しかし、近年債券によるリスク分散効果が疑問視されています。リーマン・ショックのときも今回のコロナ・ショックでも、株価が下がると同時に債券価格も下がりました。市場が急激に悪化したとき、投資家は株も債券も売って手許のキャッシュを増やそうとしたのです。また、現在は市場最低に近い金利水準が続いていて、債券を買って保有していてもあまり旨味がない状況です。だから、もう少し株式の割合を上げた方が良いという主張もあります。


株式投資と同様に、債券投資もひとつの会社のものを買うよりは、様々な国債・社債を含むファンドやETFを購入する方が、選ぶ手間やリスク分散の観点から良いと思われます。

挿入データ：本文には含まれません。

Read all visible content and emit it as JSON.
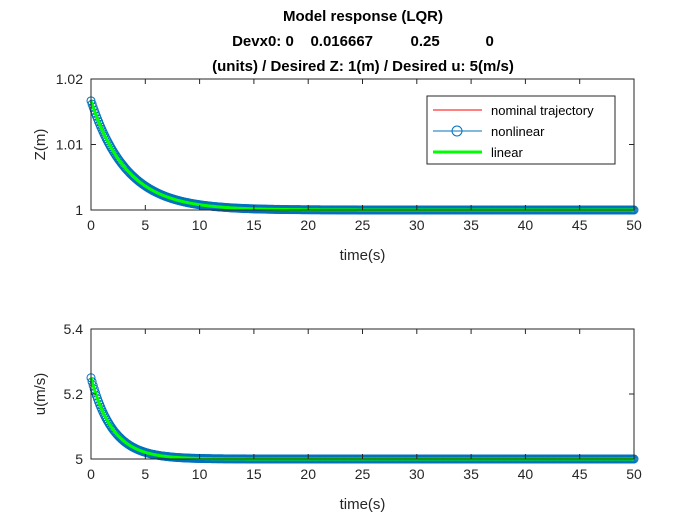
{
  "title_lines": [
    "Model response (LQR)",
    "Devx0: 0    0.016667         0.25           0",
    "(units) / Desired Z: 1(m) / Desired u: 5(m/s)"
  ],
  "colors": {
    "nominal": "#ff0000",
    "nonlinear": "#0072bd",
    "linear": "#00ff00",
    "axes": "#262626"
  },
  "legend": {
    "location": "northeast of top subplot",
    "entries": [
      "nominal trajectory",
      "nonlinear",
      "linear"
    ]
  },
  "chart_data": [
    {
      "type": "line",
      "xlabel": "time(s)",
      "ylabel": "Z(m)",
      "xlim": [
        0,
        50
      ],
      "ylim": [
        1,
        1.02
      ],
      "xticks": [
        0,
        5,
        10,
        15,
        20,
        25,
        30,
        35,
        40,
        45,
        50
      ],
      "xtick_labels": [
        "0",
        "5",
        "10",
        "15",
        "20",
        "25",
        "30",
        "35",
        "40",
        "45",
        "50"
      ],
      "yticks": [
        1,
        1.01,
        1.02
      ],
      "ytick_labels": [
        "1",
        "1.01",
        "1.02"
      ],
      "grid": false,
      "series": [
        {
          "name": "nominal trajectory",
          "style": "line",
          "x": [
            0,
            50
          ],
          "y": [
            1,
            1
          ]
        },
        {
          "name": "nonlinear",
          "style": "line-circles",
          "x0": 0,
          "y0": 1.016667,
          "final": 1,
          "tau": 3.3,
          "x_end": 50
        },
        {
          "name": "linear",
          "style": "thick-line",
          "x0": 0,
          "y0": 1.016667,
          "final": 1,
          "tau": 3.3,
          "x_end": 50
        }
      ]
    },
    {
      "type": "line",
      "xlabel": "time(s)",
      "ylabel": "u(m/s)",
      "xlim": [
        0,
        50
      ],
      "ylim": [
        5,
        5.4
      ],
      "xticks": [
        0,
        5,
        10,
        15,
        20,
        25,
        30,
        35,
        40,
        45,
        50
      ],
      "xtick_labels": [
        "0",
        "5",
        "10",
        "15",
        "20",
        "25",
        "30",
        "35",
        "40",
        "45",
        "50"
      ],
      "yticks": [
        5,
        5.2,
        5.4
      ],
      "ytick_labels": [
        "5",
        "5.2",
        "5.4"
      ],
      "grid": false,
      "series": [
        {
          "name": "nominal trajectory",
          "style": "line",
          "x": [
            0,
            10
          ],
          "y": [
            5,
            5
          ]
        },
        {
          "name": "nonlinear",
          "style": "line-circles",
          "x0": 0,
          "y0": 5.25,
          "final": 5,
          "tau": 2.0,
          "x_end": 50
        },
        {
          "name": "linear",
          "style": "thick-line",
          "x0": 0,
          "y0": 5.25,
          "final": 5,
          "tau": 2.0,
          "x_end": 50
        }
      ]
    }
  ]
}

私自身は、あまり債券の割合を高く設定しておらず、債券ETFについてそれ程詳しくないのですが、規模の大きいアメリカ債券ETFを以下紹介します。

  • iShares Core U.S. Aggregate Bond ETF (AGG)
  • Vanguard Total Bond Market ETF (BND)
  • iShares iBoxx $ Investment Grade Corporate Bond ETF (LQD)

AGGとBNDは、どちらもアメリカの投資適格(格付でBBB以上)債券全体を広くカバーするETFです。LQDも、アメリカの投資適格社債によって構成されるETFではありますが、AGGやBNDと比べて、BBB格付(投資適格の中で一番低い)債券の割合がかなり高く、信用リスクが高い分リターンも高くなっています。